The complicated EB-5 scandal has included state and federal investigations and an inquiry into the suicide of a former government official accused of contributing to its mismanagement.
The new charges deal with SDRC Inc., which previously handled South Dakota's participation in the EB-5 visa program. Bollen headed the EB-5 program for the state when he was in charge of the South Dakota International Business Institute at Northern State University. The program was privatized in 2009 and turned over to SDRC, the company Bollen had founded, until the state took over management in 2013.
Bollen, 52, was charged Thursday, and Jackley has said additional charges may come as authorities continue investigating.
Bollen spoke very little at the brief court appearance in Aberdeen. His attorney, Reed Rasmussen, pushed back against the charges afterward.
"The state has decided to transform what should be at most a breach of contract case into a criminal proceeding in an apparent attempt to make Mr. Bollen a scapegoat for problems encountered with the EB-5 program," Rasmussen said Friday. "There is absolutely no missing money. Mr. Bollen denies all the allegations and looks forward to clearing his name in court."

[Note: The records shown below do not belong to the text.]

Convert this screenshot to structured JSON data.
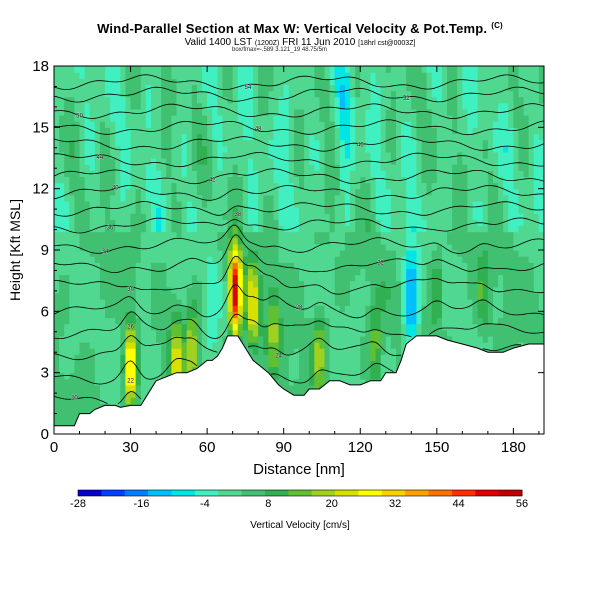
{
  "header": {
    "title": "Wind-Parallel Section at Max W: Vertical Velocity & Pot.Temp.",
    "title_mark": "(C)",
    "subtitle_main": "Valid 1400 LST",
    "subtitle_small1": "(1200Z)",
    "subtitle_date": "FRI 11 Jun 2010",
    "subtitle_small2": "[18hrl cst@0003Z]",
    "subsub": "box/fmax=-.589 3.121_19 48.75/5m"
  },
  "chart_data": {
    "type": "heatmap",
    "title": "Wind-Parallel Section at Max W: Vertical Velocity & Pot.Temp.",
    "xlabel": "Distance [nm]",
    "ylabel": "Height [Kft MSL]",
    "xlim": [
      0,
      192
    ],
    "ylim": [
      0,
      18
    ],
    "xticks": [
      0,
      30,
      60,
      90,
      120,
      150,
      180
    ],
    "yticks": [
      0,
      3,
      6,
      9,
      12,
      15,
      18
    ],
    "colorbar": {
      "label": "Vertical Velocity [cm/s]",
      "range": [
        -28,
        56
      ],
      "tick_values": [
        -28,
        -16,
        -4,
        8,
        20,
        32,
        44,
        56
      ],
      "colors": [
        "#0000c8",
        "#0040ff",
        "#0080ff",
        "#00bfff",
        "#00e5e5",
        "#40f0c0",
        "#50d890",
        "#40c070",
        "#30b050",
        "#60c030",
        "#a0d020",
        "#d8e000",
        "#ffff00",
        "#ffd000",
        "#ffa000",
        "#ff7000",
        "#ff3000",
        "#e00000",
        "#c00000"
      ]
    },
    "terrain_kft": [
      [
        0,
        0.4
      ],
      [
        8,
        0.4
      ],
      [
        10,
        1.0
      ],
      [
        14,
        1.0
      ],
      [
        16,
        1.2
      ],
      [
        20,
        1.4
      ],
      [
        24,
        1.4
      ],
      [
        26,
        1.3
      ],
      [
        30,
        1.4
      ],
      [
        34,
        1.4
      ],
      [
        36,
        1.8
      ],
      [
        40,
        2.6
      ],
      [
        44,
        2.8
      ],
      [
        48,
        3.0
      ],
      [
        52,
        3.0
      ],
      [
        56,
        3.2
      ],
      [
        60,
        3.6
      ],
      [
        62,
        3.6
      ],
      [
        64,
        3.8
      ],
      [
        66,
        4.2
      ],
      [
        68,
        4.8
      ],
      [
        72,
        4.8
      ],
      [
        74,
        4.4
      ],
      [
        78,
        3.6
      ],
      [
        80,
        3.4
      ],
      [
        84,
        3.0
      ],
      [
        88,
        2.4
      ],
      [
        90,
        2.2
      ],
      [
        94,
        1.9
      ],
      [
        98,
        1.9
      ],
      [
        100,
        2.2
      ],
      [
        104,
        2.2
      ],
      [
        108,
        2.6
      ],
      [
        112,
        2.6
      ],
      [
        116,
        2.4
      ],
      [
        120,
        2.4
      ],
      [
        124,
        2.6
      ],
      [
        128,
        2.6
      ],
      [
        130,
        3.0
      ],
      [
        134,
        3.0
      ],
      [
        136,
        3.6
      ],
      [
        138,
        4.4
      ],
      [
        142,
        4.8
      ],
      [
        150,
        4.8
      ],
      [
        154,
        4.6
      ],
      [
        160,
        4.4
      ],
      [
        166,
        4.2
      ],
      [
        170,
        4.0
      ],
      [
        176,
        4.0
      ],
      [
        180,
        4.2
      ],
      [
        186,
        4.4
      ],
      [
        192,
        4.4
      ]
    ],
    "theta_contours": [
      {
        "label": "20",
        "base_kft": 1.6,
        "label_x": 8
      },
      {
        "label": "22",
        "base_kft": 2.8,
        "label_x": 30
      },
      {
        "label": "24",
        "base_kft": 4.0,
        "label_x": 88
      },
      {
        "label": "26",
        "base_kft": 5.0,
        "label_x": 30
      },
      {
        "label": "28",
        "base_kft": 6.0,
        "label_x": 96
      },
      {
        "label": "30",
        "base_kft": 7.2,
        "label_x": 30
      },
      {
        "label": "32",
        "base_kft": 8.2,
        "label_x": 128
      },
      {
        "label": "34",
        "base_kft": 9.2,
        "label_x": 20
      },
      {
        "label": "36",
        "base_kft": 10.2,
        "label_x": 22
      },
      {
        "label": "38",
        "base_kft": 11.0,
        "label_x": 72
      },
      {
        "label": "40",
        "base_kft": 11.8,
        "label_x": 24
      },
      {
        "label": "42",
        "base_kft": 12.6,
        "label_x": 62
      },
      {
        "label": "44",
        "base_kft": 13.4,
        "label_x": 18
      },
      {
        "label": "46",
        "base_kft": 14.2,
        "label_x": 120
      },
      {
        "label": "48",
        "base_kft": 15.0,
        "label_x": 80
      },
      {
        "label": "50",
        "base_kft": 15.8,
        "label_x": 10
      },
      {
        "label": "52",
        "base_kft": 16.6,
        "label_x": 138
      },
      {
        "label": "54",
        "base_kft": 17.2,
        "label_x": 76
      }
    ],
    "updraft_cores": [
      {
        "x": 30,
        "z": 3.2,
        "w": 32
      },
      {
        "x": 48,
        "z": 3.6,
        "w": 20
      },
      {
        "x": 54,
        "z": 4.2,
        "w": 20
      },
      {
        "x": 71,
        "z": 7.0,
        "w": 50
      },
      {
        "x": 78,
        "z": 6.2,
        "w": 24
      },
      {
        "x": 86,
        "z": 5.2,
        "w": 16
      },
      {
        "x": 104,
        "z": 4.0,
        "w": 16
      },
      {
        "x": 126,
        "z": 4.2,
        "w": 14
      },
      {
        "x": 150,
        "z": 7.0,
        "w": 10
      },
      {
        "x": 168,
        "z": 6.8,
        "w": 10
      }
    ],
    "downdraft_cores": [
      {
        "x": 140,
        "z": 6.5,
        "w": -18
      },
      {
        "x": 114,
        "z": 15.0,
        "w": -8
      },
      {
        "x": 92,
        "z": 16.0,
        "w": -6
      },
      {
        "x": 62,
        "z": 7.0,
        "w": -6
      },
      {
        "x": 36,
        "z": 6.2,
        "w": -6
      }
    ]
  }
}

The state directed SDRC to create the fund at the center of the charges as part of its 2009 contract to manage the program.
Most of the more than $1.2 million total in transfers — spread across five occasions in 2012 — from the fund went directly into SDRC's main bank account, according to the court affidavit.

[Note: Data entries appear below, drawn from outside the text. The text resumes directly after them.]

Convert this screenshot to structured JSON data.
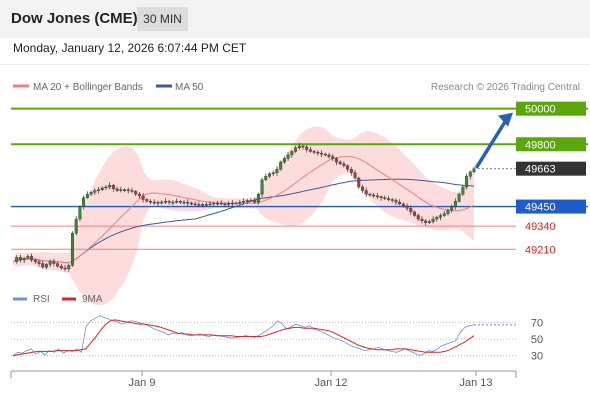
{
  "header": {
    "title": "Dow Jones (CME)",
    "timeframe": "30 MIN",
    "datetime": "Monday, January 12, 2026 6:07:44 PM CET"
  },
  "colors": {
    "bollinger_band": "#fcdcdc",
    "ma20": "#f08080",
    "ma50": "#3a5a9a",
    "resistance": "#5ba60a",
    "support": "#1f5cc8",
    "support_light": "#f08080",
    "last_price": "#333333",
    "arrow": "#2a5fb0",
    "candle_up": "#3a8a3a",
    "candle_down": "#b04040",
    "rsi": "#6e8fe0",
    "rsi_ma": "#e0202a"
  },
  "chart_data": [
    {
      "type": "candlestick",
      "title": "",
      "legend": [
        "MA 20 + Bollinger Bands",
        "MA 50"
      ],
      "legend_placement": "top-left",
      "credit": "Research © 2026 Trading Central",
      "x_tick_labels": [
        "Jan 9",
        "Jan 12",
        "Jan 13"
      ],
      "levels": [
        {
          "value": 50000,
          "label": "50000",
          "kind": "resistance"
        },
        {
          "value": 49800,
          "label": "49800",
          "kind": "resistance"
        },
        {
          "value": 49663,
          "label": "49663",
          "kind": "last"
        },
        {
          "value": 49450,
          "label": "49450",
          "kind": "support"
        },
        {
          "value": 49340,
          "label": "49340",
          "kind": "support_light"
        },
        {
          "value": 49210,
          "label": "49210",
          "kind": "support_light"
        }
      ],
      "price_path": [
        49140,
        49165,
        49150,
        49160,
        49170,
        49150,
        49140,
        49130,
        49110,
        49125,
        49140,
        49130,
        49115,
        49105,
        49100,
        49120,
        49300,
        49380,
        49450,
        49500,
        49520,
        49530,
        49540,
        49545,
        49555,
        49560,
        49570,
        49550,
        49540,
        49545,
        49545,
        49540,
        49535,
        49520,
        49510,
        49490,
        49480,
        49475,
        49475,
        49470,
        49475,
        49480,
        49475,
        49475,
        49480,
        49475,
        49475,
        49470,
        49465,
        49460,
        49462,
        49462,
        49460,
        49465,
        49470,
        49470,
        49465,
        49462,
        49468,
        49470,
        49470,
        49475,
        49480,
        49485,
        49485,
        49475,
        49520,
        49600,
        49620,
        49635,
        49640,
        49660,
        49700,
        49720,
        49740,
        49760,
        49780,
        49790,
        49785,
        49770,
        49760,
        49755,
        49750,
        49745,
        49740,
        49730,
        49720,
        49700,
        49690,
        49680,
        49660,
        49640,
        49610,
        49560,
        49540,
        49520,
        49515,
        49510,
        49505,
        49500,
        49495,
        49490,
        49485,
        49475,
        49465,
        49455,
        49440,
        49420,
        49400,
        49380,
        49370,
        49360,
        49365,
        49380,
        49390,
        49400,
        49410,
        49430,
        49450,
        49480,
        49520,
        49560,
        49620,
        49645,
        49663
      ],
      "projection": {
        "from": 49663,
        "to": 50000
      },
      "ylim": [
        49060,
        50060
      ]
    },
    {
      "type": "line",
      "title": "",
      "legend": [
        "RSI",
        "9MA"
      ],
      "legend_placement": "top-left",
      "y_tick_labels": [
        "70",
        "50",
        "30"
      ],
      "ylim": [
        15,
        85
      ],
      "rsi_path": [
        30,
        34,
        33,
        36,
        38,
        32,
        35,
        31,
        36,
        34,
        38,
        33,
        36,
        35,
        38,
        34,
        65,
        72,
        75,
        78,
        76,
        74,
        72,
        70,
        68,
        70,
        72,
        71,
        69,
        68,
        65,
        62,
        60,
        58,
        55,
        57,
        56,
        58,
        55,
        54,
        55,
        56,
        54,
        53,
        55,
        54,
        53,
        52,
        51,
        52,
        53,
        54,
        53,
        52,
        55,
        58,
        62,
        66,
        72,
        68,
        62,
        65,
        68,
        66,
        64,
        66,
        62,
        60,
        58,
        55,
        52,
        50,
        48,
        45,
        42,
        40,
        38,
        36,
        37,
        38,
        40,
        38,
        36,
        35,
        34,
        36,
        38,
        35,
        33,
        30,
        32,
        36,
        35,
        38,
        42,
        44,
        46,
        48,
        58,
        64,
        66,
        67
      ],
      "rsi_ma_path": [
        30,
        31,
        32,
        33,
        34,
        35,
        35,
        35,
        35,
        36,
        36,
        36,
        36,
        36,
        37,
        38,
        45,
        52,
        60,
        67,
        72,
        73,
        72,
        71,
        70,
        69,
        68,
        68,
        67,
        66,
        65,
        63,
        61,
        59,
        57,
        56,
        56,
        55,
        55,
        55,
        55,
        55,
        54,
        54,
        54,
        54,
        53,
        53,
        53,
        53,
        53,
        53,
        54,
        56,
        58,
        60,
        62,
        63,
        64,
        64,
        63,
        63,
        63,
        62,
        61,
        60,
        58,
        55,
        52,
        49,
        46,
        43,
        41,
        39,
        38,
        37,
        37,
        37,
        37,
        38,
        38,
        38,
        37,
        36,
        35,
        34,
        34,
        34,
        34,
        35,
        37,
        40,
        43,
        46,
        50,
        54
      ]
    }
  ]
}
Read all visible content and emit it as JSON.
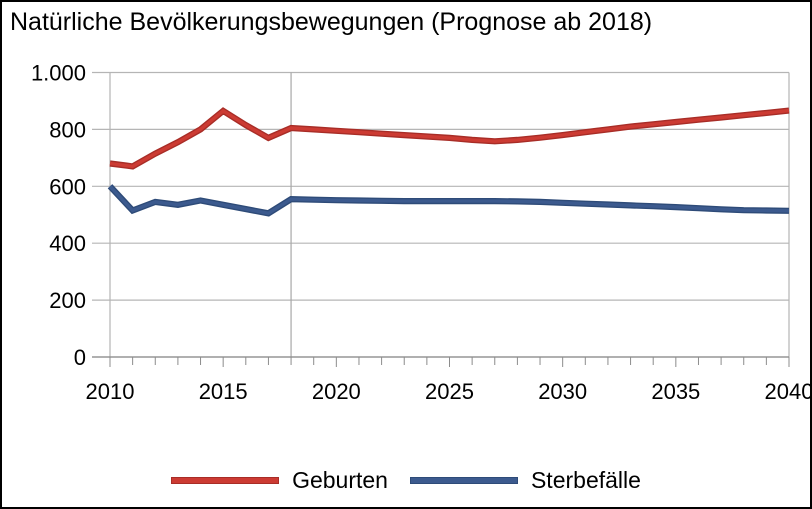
{
  "chart_data": {
    "type": "line",
    "title": "Natürliche Bevölkerungsbewegungen (Prognose ab 2018)",
    "ylim": [
      0,
      1000
    ],
    "grid": "horizontal-major",
    "legend_position": "bottom",
    "divider_year": 2018,
    "x_years": [
      2010,
      2011,
      2012,
      2013,
      2014,
      2015,
      2016,
      2017,
      2018,
      2019,
      2020,
      2021,
      2022,
      2023,
      2024,
      2025,
      2026,
      2027,
      2028,
      2029,
      2030,
      2031,
      2032,
      2033,
      2034,
      2035,
      2036,
      2037,
      2038,
      2039,
      2040
    ],
    "x_ticks": [
      {
        "label": "2010",
        "value": 2010
      },
      {
        "label": "2015",
        "value": 2015
      },
      {
        "label": "2020",
        "value": 2020
      },
      {
        "label": "2025",
        "value": 2025
      },
      {
        "label": "2030",
        "value": 2030
      },
      {
        "label": "2035",
        "value": 2035
      },
      {
        "label": "2040",
        "value": 2040
      }
    ],
    "y_ticks": [
      {
        "label": "0",
        "value": 0
      },
      {
        "label": "200",
        "value": 200
      },
      {
        "label": "400",
        "value": 400
      },
      {
        "label": "600",
        "value": 600
      },
      {
        "label": "800",
        "value": 800
      },
      {
        "label": "1.000",
        "value": 1000
      }
    ],
    "series": [
      {
        "name": "Geburten",
        "color": "#cc3b33",
        "values": [
          680,
          670,
          715,
          755,
          800,
          865,
          815,
          770,
          805,
          800,
          795,
          790,
          785,
          780,
          775,
          770,
          763,
          758,
          763,
          771,
          780,
          790,
          800,
          810,
          818,
          826,
          834,
          842,
          850,
          858,
          866
        ]
      },
      {
        "name": "Sterbefälle",
        "color": "#3c5a8e",
        "values": [
          600,
          515,
          545,
          535,
          550,
          535,
          520,
          505,
          555,
          553,
          551,
          550,
          549,
          548,
          548,
          548,
          548,
          548,
          547,
          545,
          542,
          539,
          536,
          533,
          530,
          527,
          523,
          519,
          516,
          515,
          514
        ]
      }
    ]
  }
}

Then, authorities noted transfers out of SDRC's account. They link the funds to Bollen's purchase for nearly $97,000 in April 2012 of an Egyptian artifact from a dealer. A spokeswoman for the merchant wasn't able to provide details about the artifact to The Associated Press based on the information provided.

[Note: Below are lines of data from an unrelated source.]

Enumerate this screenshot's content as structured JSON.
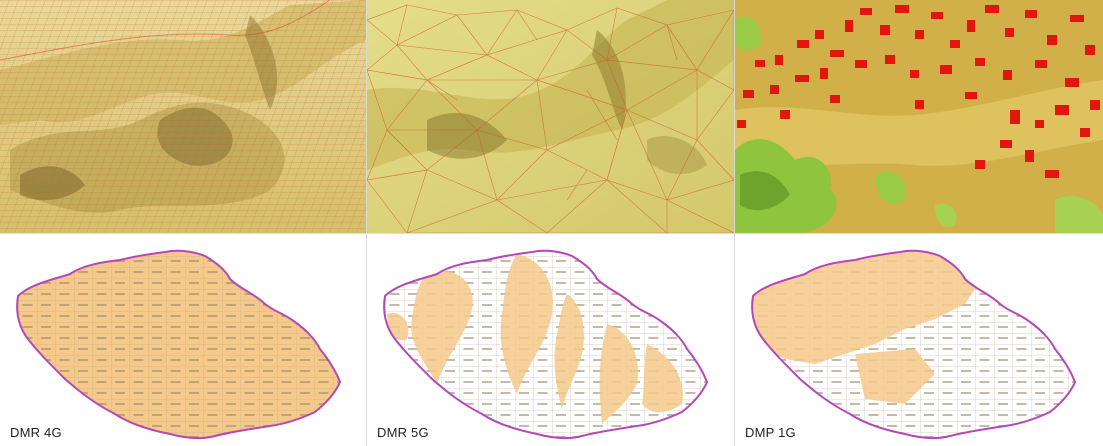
{
  "panels": [
    {
      "caption": "DMR 4G",
      "render_style": "regular-grid-terrain",
      "coverage": "full"
    },
    {
      "caption": "DMR 5G",
      "render_style": "tin-terrain",
      "coverage": "partial"
    },
    {
      "caption": "DMP 1G",
      "render_style": "surface-with-buildings",
      "coverage": "partial"
    }
  ],
  "colors": {
    "terrain_light": "#e6d383",
    "terrain_dark": "#8f7c37",
    "mesh_line": "#d4542d",
    "tin_light": "#dcd978",
    "building": "#e0160f",
    "vegetation": "#8fc43f",
    "tile_fill": "#f5c98a",
    "tile_grid": "#b8a98a",
    "border": "#b548b8"
  }
}
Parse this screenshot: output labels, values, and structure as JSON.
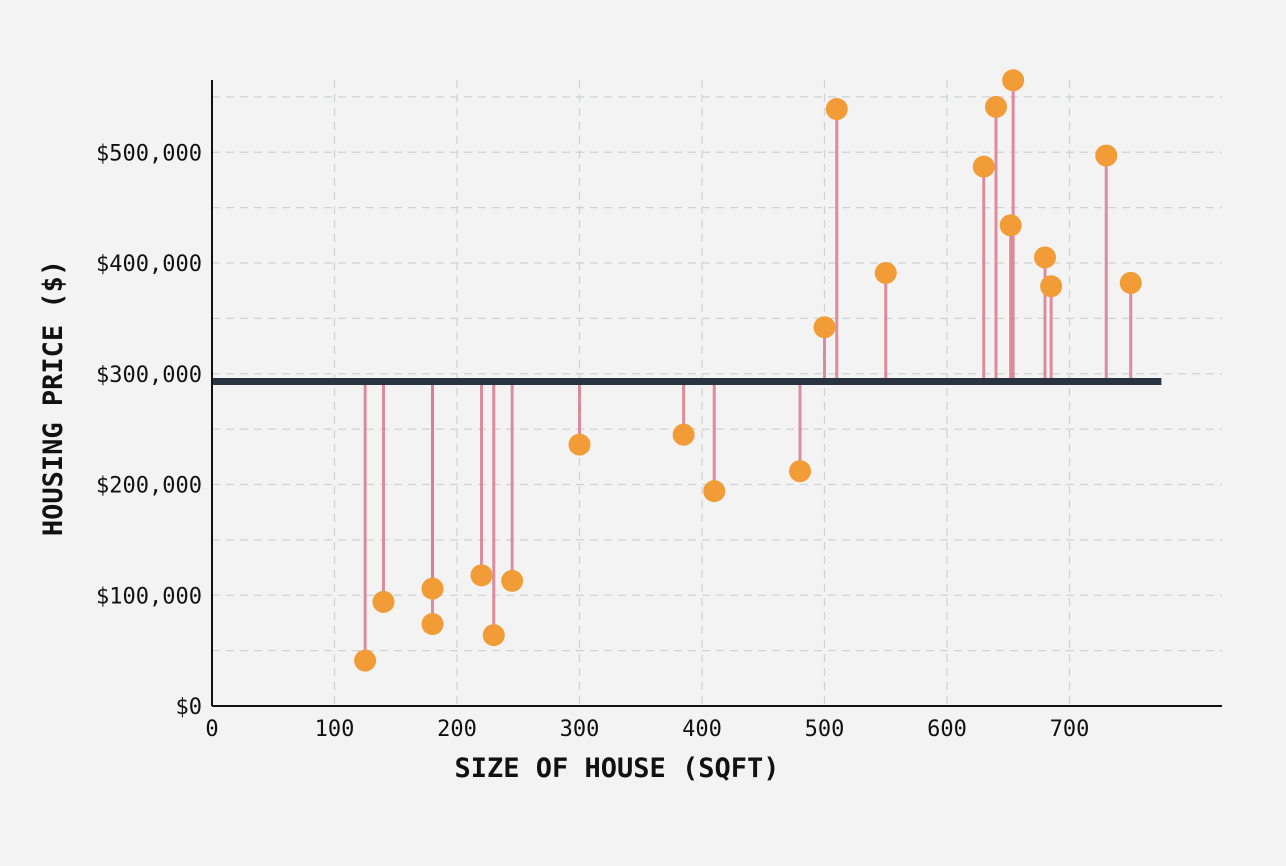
{
  "chart_data": {
    "type": "scatter",
    "title": "",
    "xlabel": "SIZE OF HOUSE (SQFT)",
    "ylabel": "HOUSING PRICE ($)",
    "xlim": [
      0,
      825
    ],
    "ylim": [
      0,
      570000
    ],
    "x_ticks": [
      0,
      100,
      200,
      300,
      400,
      500,
      600,
      700
    ],
    "x_tick_labels": [
      "0",
      "100",
      "200",
      "300",
      "400",
      "500",
      "600",
      "700"
    ],
    "y_ticks": [
      0,
      100000,
      200000,
      300000,
      400000,
      500000
    ],
    "y_tick_labels": [
      "$0",
      "$100,000",
      "$200,000",
      "$300,000",
      "$400,000",
      "$500,000"
    ],
    "grid": true,
    "mean_line": {
      "label": "mean price",
      "y": 293000,
      "x_start": 0,
      "x_end": 775,
      "color": "#2a3342"
    },
    "point_color": "#f29c38",
    "residual_color": "#d9798f",
    "points": [
      {
        "x": 125,
        "y": 41000
      },
      {
        "x": 140,
        "y": 94000
      },
      {
        "x": 180,
        "y": 106000
      },
      {
        "x": 180,
        "y": 74000
      },
      {
        "x": 220,
        "y": 118000
      },
      {
        "x": 230,
        "y": 64000
      },
      {
        "x": 245,
        "y": 113000
      },
      {
        "x": 300,
        "y": 236000
      },
      {
        "x": 385,
        "y": 245000
      },
      {
        "x": 410,
        "y": 194000
      },
      {
        "x": 480,
        "y": 212000
      },
      {
        "x": 500,
        "y": 342000
      },
      {
        "x": 510,
        "y": 539000
      },
      {
        "x": 550,
        "y": 391000
      },
      {
        "x": 630,
        "y": 487000
      },
      {
        "x": 640,
        "y": 541000
      },
      {
        "x": 652,
        "y": 434000
      },
      {
        "x": 654,
        "y": 565000
      },
      {
        "x": 680,
        "y": 405000
      },
      {
        "x": 685,
        "y": 379000
      },
      {
        "x": 730,
        "y": 497000
      },
      {
        "x": 750,
        "y": 382000
      }
    ]
  }
}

In June 2012, authorities say $310,000 was transferred from the fund to SDRC's account. The next day, the same amount was moved from SDRC's account to the Harer Family Trust. Benson Harer, a collector of Egyptian artifacts who said he had spoken to an investigator, declined to comment.
Jackley declined to provide more details about "where those assets are at this time."
South Dakota was one of the states that championed the immigration program for investors, which was led by Bollen and former Governor's Office of Economic Development secretary Richard Benda. Benda committed suicide in 2013 as state officials prepared felony theft charges against him.
The issue came up during former Gov. Mike rounds successful 2014 campaign for the U.S. Senate, with critics faulting his management of the program.
Rounds served as South Dakota's Republican governor from 2003-2011. The EB-5 program was one of several federal tools meant to bring economic development to rural areas, and South Dakota was among nearly all states in participating, Rounds said in a statement Friday.
"Oversight and accountability should be expected at the federal level," Rounds said. "I've said for two years that I would work to see improvements in this and other federal programs where additional federal oversight is needed."